На практике декрет о собственности тихо умер. Экономический штаб «Ост», оценивая ситуацию, писал, что его время прошло. «Тем временем военная ситуация настолько ухудшилась, что время для продвижения директив было упущено… Декрет о собственности из-за отсутствия директив нельзя было сделать объектом пропаганды. Последний остававшийся козырь немецкой аграрной политики – дарение земли безземельным крестьянам – был разыгран впустую. И замалчивание декрета, которому придавали большое значение в связи с министерской поездкой, не могло не оставить чувства неискренности немецких намерений».

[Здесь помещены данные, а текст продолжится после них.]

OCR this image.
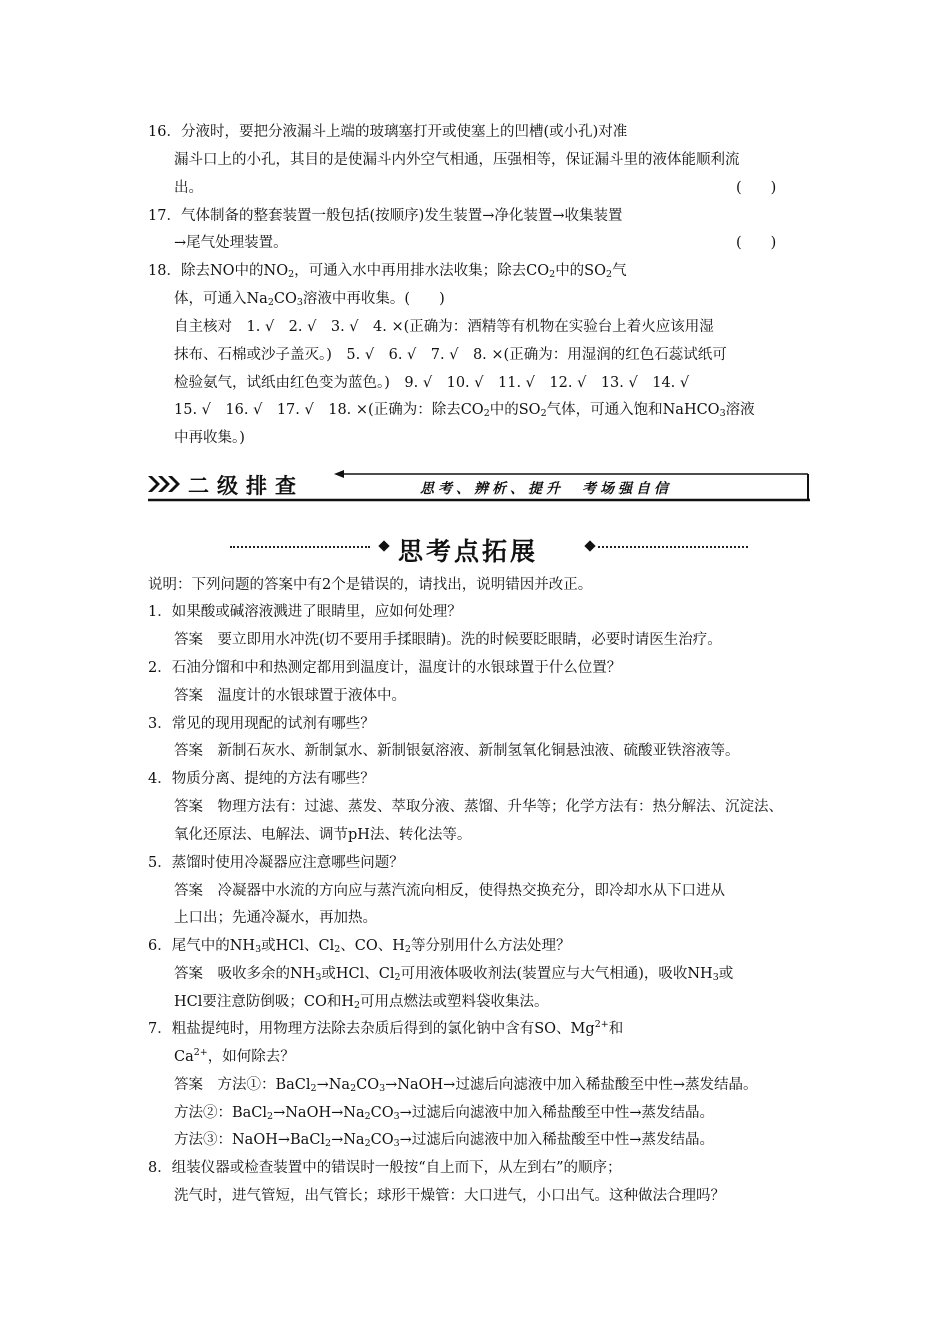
16．分液时，要把分液漏斗上端的玻璃塞打开或使塞上的凹槽(或小孔)对准
漏斗口上的小孔，其目的是使漏斗内外空气相通，压强相等，保证漏斗里的液体能顺利流
出。	(　　)
17．气体制备的整套装置一般包括(按顺序)发生装置→净化装置→收集装置
→尾气处理装置。	(　　)
18．除去NO中的$NO_2$，可通入水中再用排水法收集；除去$CO_2$中的$SO_2$气
体，可通入$Na_2CO_3$溶液中再收集。(　　)
自主核对　1. √　2. √　3. √　4. ×(正确为：酒精等有机物在实验台上着火应该用湿
抹布、石棉或沙子盖灭。)　5. √　6. √　7. √　8. ×(正确为：用湿润的红色石蕊试纸可
检验氨气，试纸由红色变为蓝色。)　9. √　10. √　11. √　12. √　13. √　14. √
15. √　16. √　17. √　18. ×(正确为：除去$CO_2$中的$SO_2$气体，可通入饱和NaHCO$_3$溶液
中再收集。)
二级排查	思考、辨析、提升　考场强自信
思考点拓展
说明：下列问题的答案中有2个是错误的，请找出，说明错因并改正。
1．如果酸或碱溶液溅进了眼睛里，应如何处理？
答案　要立即用水冲洗(切不要用手揉眼睛)。洗的时候要眨眼睛，必要时请医生治疗。
2．石油分馏和中和热测定都用到温度计，温度计的水银球置于什么位置？
答案　温度计的水银球置于液体中。
3．常见的现用现配的试剂有哪些？
答案　新制石灰水、新制氯水、新制银氨溶液、新制氢氧化铜悬浊液、硫酸亚铁溶液等。
4．物质分离、提纯的方法有哪些？
答案　物理方法有：过滤、蒸发、萃取分液、蒸馏、升华等；化学方法有：热分解法、沉淀法、
氧化还原法、电解法、调节pH法、转化法等。
5．蒸馏时使用冷凝器应注意哪些问题？
答案　冷凝器中水流的方向应与蒸汽流向相反，使得热交换充分，即冷却水从下口进从
上口出；先通冷凝水，再加热。
6．尾气中的$NH_3$或HCl、$Cl_2$、CO、$H_2$等分别用什么方法处理？
答案　吸收多余的$NH_3$或HCl、$Cl_2$可用液体吸收剂法(装置应与大气相通)，吸收$NH_3$或
HCl要注意防倒吸；CO和$H_2$可用点燃法或塑料袋收集法。
7．粗盐提纯时，用物理方法除去杂质后得到的氯化钠中含有SO、$Mg^{2+}$和
$Ca^{2+}$，如何除去？
答案　方法①：$BaCl_2\to Na_2CO_3\to NaOH\to$过滤后向滤液中加入稀盐酸至中性→蒸发结晶。
方法②：$BaCl_2\to NaOH\to Na_2CO_3\to$过滤后向滤液中加入稀盐酸至中性→蒸发结晶。
方法③：$NaOH\to BaCl_2\to Na_2CO_3\to$过滤后向滤液中加入稀盐酸至中性→蒸发结晶。
8．组装仪器或检查装置中的错误时一般按“自上而下，从左到右”的顺序；
洗气时，进气管短，出气管长；球形干燥管：大口进气，小口出气。这种做法合理吗？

Фиаско декрета о собственности говорило о конце немецкой аграрной политики на оккупированном Востоке. То, что последовало затем, было не больше чем отчаянная операция по спасению, превратившаяся в безудержный грабеж. В 1944 г. все еще продолжали составлять планы по преобразованию общин в товарищества; новые и большие «премиальные» должны были выплачивать тем крестьянам, которые перевыполнили квоты поставок; и было организовано несколько частных хозяйств. Здесь и там немецкие чиновники рисковали своей головой, когда посещали деревни, чтобы вручить свидетельство на владение землей, украшенное свастикой, или благодарственное письмо. Однако продвижение советских войск и рост активности партизан все больше сокращали площадь обрабатываемых земель, которые все еще находились под немецким контролем. Немецкие чиновники гибли от мин на дорогах и партизанских пуль, а квоты поставок оставались невыполненными.

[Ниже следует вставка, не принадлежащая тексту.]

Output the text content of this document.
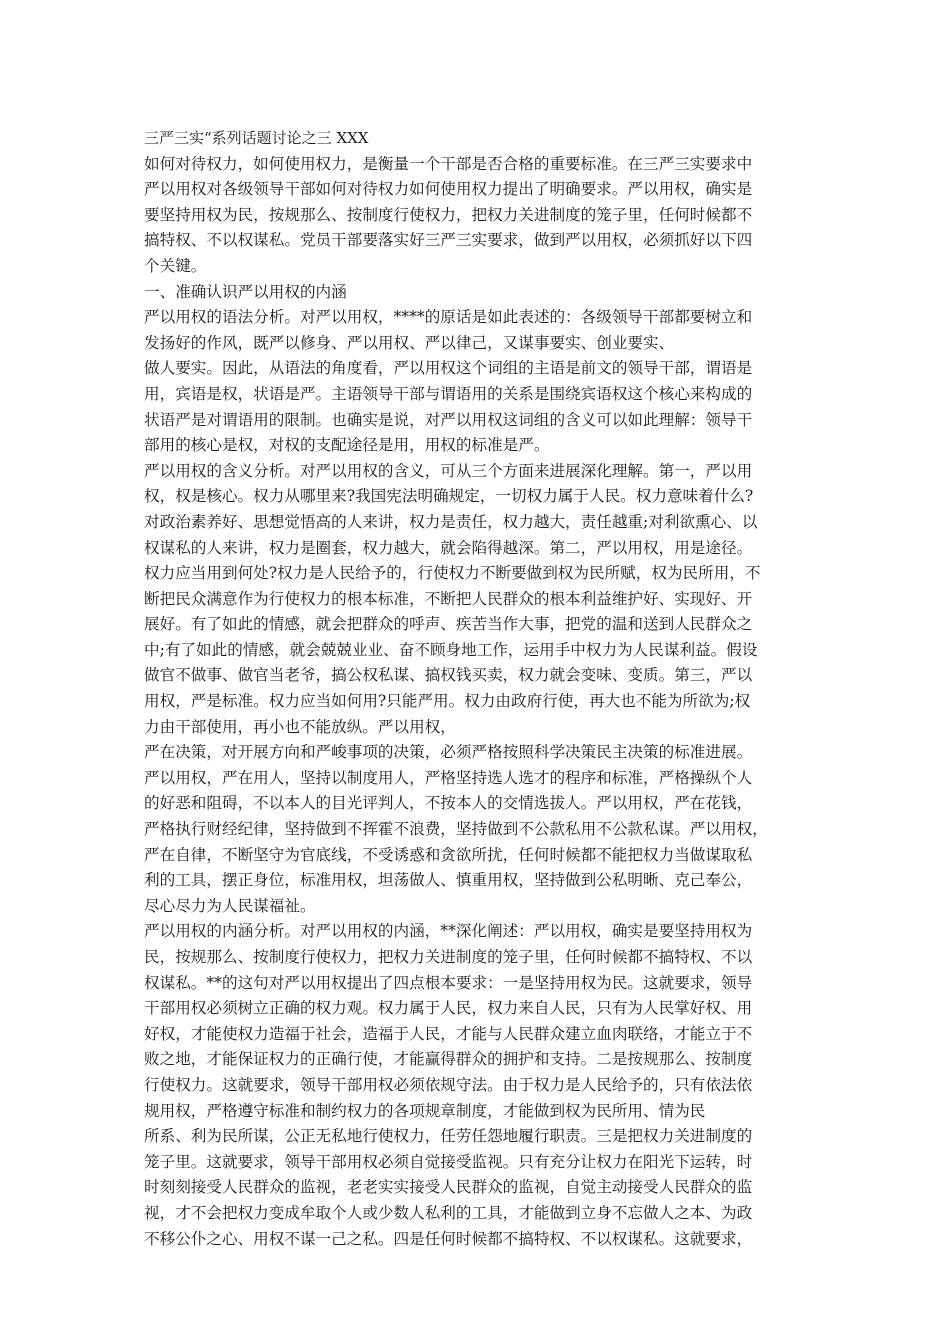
三严三实“系列话题讨论之三 XXX
如何对待权力，如何使用权力，是衡量一个干部是否合格的重要标准。在三严三实要求中
严以用权对各级领导干部如何对待权力如何使用权力提出了明确要求。严以用权，确实是
要坚持用权为民，按规那么、按制度行使权力，把权力关进制度的笼子里，任何时候都不
搞特权、不以权谋私。党员干部要落实好三严三实要求，做到严以用权，必须抓好以下四
个关键。
一、准确认识严以用权的内涵
严以用权的语法分析。对严以用权，****的原话是如此表述的：各级领导干部都要树立和
发扬好的作风，既严以修身、严以用权、严以律己，又谋事要实、创业要实、
做人要实。因此，从语法的角度看，严以用权这个词组的主语是前文的领导干部，谓语是
用，宾语是权，状语是严。主语领导干部与谓语用的关系是围绕宾语权这个核心来构成的
状语严是对谓语用的限制。也确实是说，对严以用权这词组的含义可以如此理解：领导干
部用的核心是权，对权的支配途径是用，用权的标准是严。
严以用权的含义分析。对严以用权的含义，可从三个方面来进展深化理解。第一，严以用
权，权是核心。权力从哪里来?我国宪法明确规定，一切权力属于人民。权力意味着什么?
对政治素养好、思想觉悟高的人来讲，权力是责任，权力越大，责任越重;对利欲熏心、以
权谋私的人来讲，权力是圈套，权力越大，就会陷得越深。第二，严以用权，用是途径。
权力应当用到何处?权力是人民给予的，行使权力不断要做到权为民所赋，权为民所用，不
断把民众满意作为行使权力的根本标准，不断把人民群众的根本利益维护好、实现好、开
展好。有了如此的情感，就会把群众的呼声、疾苦当作大事，把党的温和送到人民群众之
中;有了如此的情感，就会兢兢业业、奋不顾身地工作，运用手中权力为人民谋利益。假设
做官不做事、做官当老爷，搞公权私谋、搞权钱买卖，权力就会变味、变质。第三，严以
用权，严是标准。权力应当如何用?只能严用。权力由政府行使，再大也不能为所欲为;权
力由干部使用，再小也不能放纵。严以用权，
严在决策，对开展方向和严峻事项的决策，必须严格按照科学决策民主决策的标准进展。
严以用权，严在用人，坚持以制度用人，严格坚持选人选才的程序和标准，严格操纵个人
的好恶和阻碍，不以本人的目光评判人，不按本人的交情选拔人。严以用权，严在花钱，
严格执行财经纪律，坚持做到不挥霍不浪费，坚持做到不公款私用不公款私谋。严以用权，
严在自律，不断坚守为官底线，不受诱惑和贪欲所扰，任何时候都不能把权力当做谋取私
利的工具，摆正身位，标准用权，坦荡做人、慎重用权，坚持做到公私明晰、克己奉公，
尽心尽力为人民谋福祉。
严以用权的内涵分析。对严以用权的内涵，**深化阐述：严以用权，确实是要坚持用权为
民，按规那么、按制度行使权力，把权力关进制度的笼子里，任何时候都不搞特权、不以
权谋私。**的这句对严以用权提出了四点根本要求：一是坚持用权为民。这就要求，领导
干部用权必须树立正确的权力观。权力属于人民，权力来自人民，只有为人民掌好权、用
好权，才能使权力造福于社会，造福于人民，才能与人民群众建立血肉联络，才能立于不
败之地，才能保证权力的正确行使，才能赢得群众的拥护和支持。二是按规那么、按制度
行使权力。这就要求，领导干部用权必须依规守法。由于权力是人民给予的，只有依法依
规用权，严格遵守标准和制约权力的各项规章制度，才能做到权为民所用、情为民
所系、利为民所谋，公正无私地行使权力，任劳任怨地履行职责。三是把权力关进制度的
笼子里。这就要求，领导干部用权必须自觉接受监视。只有充分让权力在阳光下运转，时
时刻刻接受人民群众的监视，老老实实接受人民群众的监视，自觉主动接受人民群众的监
视，才不会把权力变成牟取个人或少数人私利的工具，才能做到立身不忘做人之本、为政
不移公仆之心、用权不谋一己之私。四是任何时候都不搞特权、不以权谋私。这就要求，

На повестке дня было проведение полной эвакуации. Тремя годами ранее Сталин провозгласил тактику «выжженной земли». Теперь пришла его очередь пожинать плоды всеобщей разрухи. Начиная с весны 1943 г. немцы, отступая под натиском Красной армии, вывозили на запад скот, зерно и сельскохозяйственное оборудование. Когда немецкие войска оставляли Донбасс, Гиммлер писал в сентябре 1943 г. своему подчиненному Гансу Прюцману, находившемуся в Киеве: «Генерал пехоты О. Штапф [начальник экономического штаба «Ост»] получил специальное распоряжение относительно Донецкого бассейна. Я предоставляю вам все полномочия в деле сотрудничества с ним… Ни один человек, ни одна голова скота, ни один центнер зерна, ни одна грузовая платформа не должны быть оставлены… Врагу должна достаться полностью опустошенная и разрушенная территория».
Несколько дней спустя, исполняя директиву фюрера, Геринг издал подобный секретный приказ: в районах, которым угрожают наступающие советские войска, «вся сельскохозяйственная продукция, все средства производства и техника предприятий, обслуживающих сельское хозяйство и пищевую промышленность, должны быть эвакуированы… Вся база сельскохозяйственного производства… должна быть разрушена. Население, занятое в сельском хозяйстве и пищевой промышленности, необходимо эвакуировать на Запад…».
В то время как высшее начальство руководящей группы сельского хозяйства в экономическом штабе «Ост» отошло от дел, чтобы описать свою деятельность на Востоке и составить детальный план «будущей оккупации», отступавшая армия уничтожала все вокруг, оставляя после себя полное опустшение. Немецкие чиновники сообщали, что «…поведение немецких солдат было страшным. В противоположность русским, они взламывали амбары, когда фронт был еще далеко. В небывалых количествах они грабили зерно, особенно семенной фонд… Свиньи и птица резались в огромном количестве и забирались с собой. К сожалению, просто невозможно подсчитать, что было конфисковано…».